L’ambiance à l’approche de la conférence du Parti conservateur est indéniablement sombre. Tout le monde ne pense pas que la prochaine élection est déjà perdue, mais la plupart pensent que la situation actuelle est un gâchis qui doit être réglé très rapidement.

«Ils doivent expliquer leurs règles budgétaires, réduire les dépenses consacrées aux projets d’éléphants blancs et ne pas donner l’impression qu’ils font tout si hâtivement», déclare un député conservateur qui a soutenu la campagne à la direction de Truss.

Un autre allié de Truss dit : « Le problème avec Liz et Kwasi [Kwarteng, the finance minister] c’est qu’ils sont tous les deux très intelligents et pensent à six coups d’avance sur tout le monde. Ils doivent expliquer leurs actions plus clairement et donner aux gens le temps de comprendre ce qu’ils essaient de faire.

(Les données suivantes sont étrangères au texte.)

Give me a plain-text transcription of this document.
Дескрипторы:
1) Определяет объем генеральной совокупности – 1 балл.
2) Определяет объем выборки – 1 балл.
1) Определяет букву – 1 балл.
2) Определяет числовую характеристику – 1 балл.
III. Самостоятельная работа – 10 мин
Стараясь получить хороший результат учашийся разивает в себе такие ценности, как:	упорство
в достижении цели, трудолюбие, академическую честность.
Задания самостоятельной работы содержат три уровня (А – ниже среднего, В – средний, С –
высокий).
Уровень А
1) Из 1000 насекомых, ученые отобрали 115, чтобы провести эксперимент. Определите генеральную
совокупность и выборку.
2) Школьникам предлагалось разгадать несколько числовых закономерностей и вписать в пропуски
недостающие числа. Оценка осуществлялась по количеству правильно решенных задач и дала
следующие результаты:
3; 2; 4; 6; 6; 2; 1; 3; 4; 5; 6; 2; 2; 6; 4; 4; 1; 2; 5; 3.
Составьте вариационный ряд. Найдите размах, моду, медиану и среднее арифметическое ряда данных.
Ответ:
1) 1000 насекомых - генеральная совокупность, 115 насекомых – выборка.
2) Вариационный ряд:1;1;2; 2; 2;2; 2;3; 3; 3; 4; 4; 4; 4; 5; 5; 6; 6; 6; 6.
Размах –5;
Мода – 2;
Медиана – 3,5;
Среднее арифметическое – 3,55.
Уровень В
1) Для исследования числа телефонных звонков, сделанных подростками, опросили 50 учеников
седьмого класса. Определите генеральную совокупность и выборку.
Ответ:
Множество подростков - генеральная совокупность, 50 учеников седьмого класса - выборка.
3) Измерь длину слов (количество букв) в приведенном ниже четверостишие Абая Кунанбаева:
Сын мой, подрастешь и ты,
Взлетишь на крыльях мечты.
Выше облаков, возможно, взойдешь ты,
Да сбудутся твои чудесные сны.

Et ses détracteurs pensent également qu’il existe des moyens de renverser la vapeur sans perdre la face. «Ils pourraient conserver les politiques mais les déployer lentement. Donnez des coups de pied dans l’herbe haute pour qu’il n’y ait pas autant d’impact immédiat.

Il y a aussi la possibilité réelle que ses plans fonctionnent. La livre sterling pourrait se redresser, l’économie pourrait croître contre toute attente et elle pourrait avoir de vraies victoires à remporter lors des prochaines élections, qui auront probablement lieu dans plus de deux ans.

La question que se posent les conservateurs est la suivante : Truss a-t-elle le talent politique, à la fois elle-même et dans l’équipe qui l’entoure, pour gagner le public ?

Son équipe est pleine de jeunes qui sont indéniablement compétents, mais qui, dans certains cas, n’ont pas l’expérience que l’on associe généralement à des personnes qui travaillent pour le chef d’un pays, estiment de nombreux conservateurs. On a également l’impression que le troisième changement de dirigeants en six ans a brûlé le talent.

Il est encore temps pour Truss de renverser la vapeur. Mais elle perd le soutien de son propre côté, et il y a déjà des spéculations selon lesquelles les députés conservateurs réfléchissent à des moyens de se débarrasser d’elle, ce qui est incroyable quelques semaines seulement après son entrée en fonction.

Le Parti travailliste de l’opposition officielle a tenu sa conférence plus tôt cette semaine, et l’ambiance était à un optimisme prudent. Presque tout le monde là-bas, des relations publiques d’entreprise aux militants du parti, a estimé que c’était un parti au bord du pouvoir.

Au cours de la semaine à venir, Truss doit s’adresser à ses propres fidèles du parti et leur donner de quoi être optimiste. Si elle ne le fait pas, le sentiment inévitable que le pouvoir s’éloigne des conservateurs pourrait devenir une prophétie auto-réalisatrice qui conduirait le parti dans le désert après plus d’une décennie au sommet de la politique britannique.